The first season is flying solo when young adults go out on their own. At this stage, some are likely to have student-loan obligations and may be focused on acquiring assets of their own, perhaps using debt to do so.
Still not yet established in the working world, they are not likely to be earning a strong income, but there are exceptions. Proper money management is important at this stage, and saving and investing should be priorities.
The next stage for some is a serious life-changing experience: marriage. In this season, the focus shifts from one person to two – two debts, quite likely, two bank accounts, two emerging investment portfolios, two sets of goals, two outlooks on life, two family cultures, two budgets, two attitudes to money, two sets of values, just to mention some.

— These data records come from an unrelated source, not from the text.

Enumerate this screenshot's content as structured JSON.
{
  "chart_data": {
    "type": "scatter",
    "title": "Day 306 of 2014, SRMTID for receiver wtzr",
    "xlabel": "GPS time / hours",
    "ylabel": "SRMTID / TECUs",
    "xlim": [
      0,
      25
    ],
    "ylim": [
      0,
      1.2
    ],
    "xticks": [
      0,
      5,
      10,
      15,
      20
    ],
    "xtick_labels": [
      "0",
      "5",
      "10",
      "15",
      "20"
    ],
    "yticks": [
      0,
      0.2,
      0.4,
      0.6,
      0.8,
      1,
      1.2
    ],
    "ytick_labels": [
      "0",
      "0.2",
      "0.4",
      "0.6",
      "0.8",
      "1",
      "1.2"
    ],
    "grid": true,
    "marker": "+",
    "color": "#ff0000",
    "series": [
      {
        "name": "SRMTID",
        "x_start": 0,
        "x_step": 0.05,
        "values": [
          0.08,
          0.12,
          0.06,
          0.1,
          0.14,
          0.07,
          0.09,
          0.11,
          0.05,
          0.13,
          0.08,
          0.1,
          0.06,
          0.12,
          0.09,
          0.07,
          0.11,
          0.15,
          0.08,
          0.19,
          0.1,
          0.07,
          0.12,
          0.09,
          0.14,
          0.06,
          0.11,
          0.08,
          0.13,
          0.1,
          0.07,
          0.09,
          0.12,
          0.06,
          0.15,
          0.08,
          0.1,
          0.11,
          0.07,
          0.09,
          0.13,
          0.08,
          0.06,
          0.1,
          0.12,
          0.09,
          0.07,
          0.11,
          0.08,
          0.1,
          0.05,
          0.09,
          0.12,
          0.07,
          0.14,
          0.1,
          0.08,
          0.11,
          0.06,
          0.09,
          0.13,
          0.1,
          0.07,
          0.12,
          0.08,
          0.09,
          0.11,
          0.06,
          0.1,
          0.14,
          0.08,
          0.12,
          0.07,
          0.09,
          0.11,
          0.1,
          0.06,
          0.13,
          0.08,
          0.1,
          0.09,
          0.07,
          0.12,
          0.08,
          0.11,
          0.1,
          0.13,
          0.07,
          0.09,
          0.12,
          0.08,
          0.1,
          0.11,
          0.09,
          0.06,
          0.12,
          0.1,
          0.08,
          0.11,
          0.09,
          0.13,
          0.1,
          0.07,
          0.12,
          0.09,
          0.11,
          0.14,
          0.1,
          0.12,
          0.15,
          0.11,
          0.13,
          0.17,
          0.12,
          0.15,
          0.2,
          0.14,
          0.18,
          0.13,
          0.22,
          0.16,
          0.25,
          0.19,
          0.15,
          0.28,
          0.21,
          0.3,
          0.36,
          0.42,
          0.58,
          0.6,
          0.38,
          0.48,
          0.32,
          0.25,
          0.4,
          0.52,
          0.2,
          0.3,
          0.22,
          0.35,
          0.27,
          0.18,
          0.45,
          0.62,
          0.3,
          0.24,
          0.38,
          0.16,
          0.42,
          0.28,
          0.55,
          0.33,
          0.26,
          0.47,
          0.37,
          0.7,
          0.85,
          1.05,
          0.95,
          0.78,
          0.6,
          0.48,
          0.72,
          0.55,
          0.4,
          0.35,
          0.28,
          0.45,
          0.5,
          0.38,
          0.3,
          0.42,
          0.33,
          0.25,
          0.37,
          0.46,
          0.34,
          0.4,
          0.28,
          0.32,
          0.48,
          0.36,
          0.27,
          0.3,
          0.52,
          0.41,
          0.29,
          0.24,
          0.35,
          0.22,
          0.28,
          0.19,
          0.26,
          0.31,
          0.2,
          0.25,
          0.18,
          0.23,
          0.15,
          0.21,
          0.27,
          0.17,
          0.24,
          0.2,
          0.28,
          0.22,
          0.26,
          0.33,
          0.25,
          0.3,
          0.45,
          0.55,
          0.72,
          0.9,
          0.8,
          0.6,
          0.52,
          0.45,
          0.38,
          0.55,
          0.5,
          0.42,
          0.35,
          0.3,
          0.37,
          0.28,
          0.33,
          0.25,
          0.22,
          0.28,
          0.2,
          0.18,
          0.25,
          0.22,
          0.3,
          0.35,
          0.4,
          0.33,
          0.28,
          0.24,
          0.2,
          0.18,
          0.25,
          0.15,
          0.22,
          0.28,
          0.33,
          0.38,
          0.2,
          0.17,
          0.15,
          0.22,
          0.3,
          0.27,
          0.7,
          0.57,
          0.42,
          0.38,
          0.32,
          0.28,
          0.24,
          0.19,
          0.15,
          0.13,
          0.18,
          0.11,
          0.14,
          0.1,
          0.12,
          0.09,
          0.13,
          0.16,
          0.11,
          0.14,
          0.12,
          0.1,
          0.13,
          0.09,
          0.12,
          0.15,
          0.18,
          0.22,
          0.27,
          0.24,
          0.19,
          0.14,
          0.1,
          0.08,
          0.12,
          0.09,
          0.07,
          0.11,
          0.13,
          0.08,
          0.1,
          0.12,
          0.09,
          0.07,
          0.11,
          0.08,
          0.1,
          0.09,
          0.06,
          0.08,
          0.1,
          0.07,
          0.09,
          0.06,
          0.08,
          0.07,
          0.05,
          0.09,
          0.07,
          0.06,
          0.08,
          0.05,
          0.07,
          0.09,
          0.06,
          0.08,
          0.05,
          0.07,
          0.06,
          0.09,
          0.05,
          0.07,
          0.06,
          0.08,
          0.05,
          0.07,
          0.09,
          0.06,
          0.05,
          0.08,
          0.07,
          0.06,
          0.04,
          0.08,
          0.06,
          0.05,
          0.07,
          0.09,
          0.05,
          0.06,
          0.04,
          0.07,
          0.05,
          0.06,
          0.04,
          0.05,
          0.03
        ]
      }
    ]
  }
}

So the challenge is to merge these two’s into one as a new family unit is formed. What will the couple do jointly and what individually? Yet, they must accumulate for the future. This transition can be made easier if the parties discuss these matters and agree before getting married.
At some point for most couples, the focus shifts from two to more as they become parents. New expenses emerge to take care of the following: education of the children; childcare; life, health, and disability insurance to ensure the young dependents are not left exposed and unprotected. Some expenses increase – food, for example – and an emergency fund assumes greater importance. There must be savings, and there should be an estate plan.
And should there be a plan just in case, for whatever reason, one parent drops out of the picture? This can be quite a long season considering the time it takes for children to reach the point of flying solo.
The good part for parents is that they should be able to grow professionally and be better able to provide for their families, recognising at the same time that they could experience several job transitions, which can be quite upsetting but sometimes very rewarding. Up to this point, parents should still be accumulating resources, investing wisely and preparing for retirement.
For most parents, the next season is the empty nest, by which time the children would have left home to be on their own. This period would generally correspond with the pre-retirement years. So expenses should be lower than in the previous season and income should be higher, creating scope to save more but being cautious that financial resources are managed more conservatively in this period of consolidation. Life in this season can be more comfortable if there was serious planning with effective execution in the earlier seasons.
The next season – the golden years – is the period of retirement, and how golden it is, as measured by the financial independence the retiree enjoys, depends heavily on the strategies put in place and executed in the previous seasons. This can be a long season considering the increase in life expectancy, and although advances in healthcare have led to people enjoying better health, it is still true that many experience serious and costly health challenges. For some, this is a period of long-term care, which costs. This does not have to be a period of inactivity as there can be opportunities to get involved in charitable activities and new hobbies, some of which can be income-generating. Depending on the level of residual assets and the quality of estate planning, resources can be left to add gold to younger family members.
In most cases, one partner dies before the other, the widowed one thus being generally left alone. When this season occurs during the working years, the level of income available can be affected by the level of life insurance coverage, employee benefits, investments, and savings. It is imperative to have all important records and documents secured, but accessible, to facilitate easy access to these benefits.
When effective financial planning leads to residual assets being available for distribution to the next generation/s, depending on the season during which the benefit is distributed, the beneficiaries are able to realise a boost to their financial position which, with prudent planning and management, can be of benefit to them in more than one season and to their heirs as well.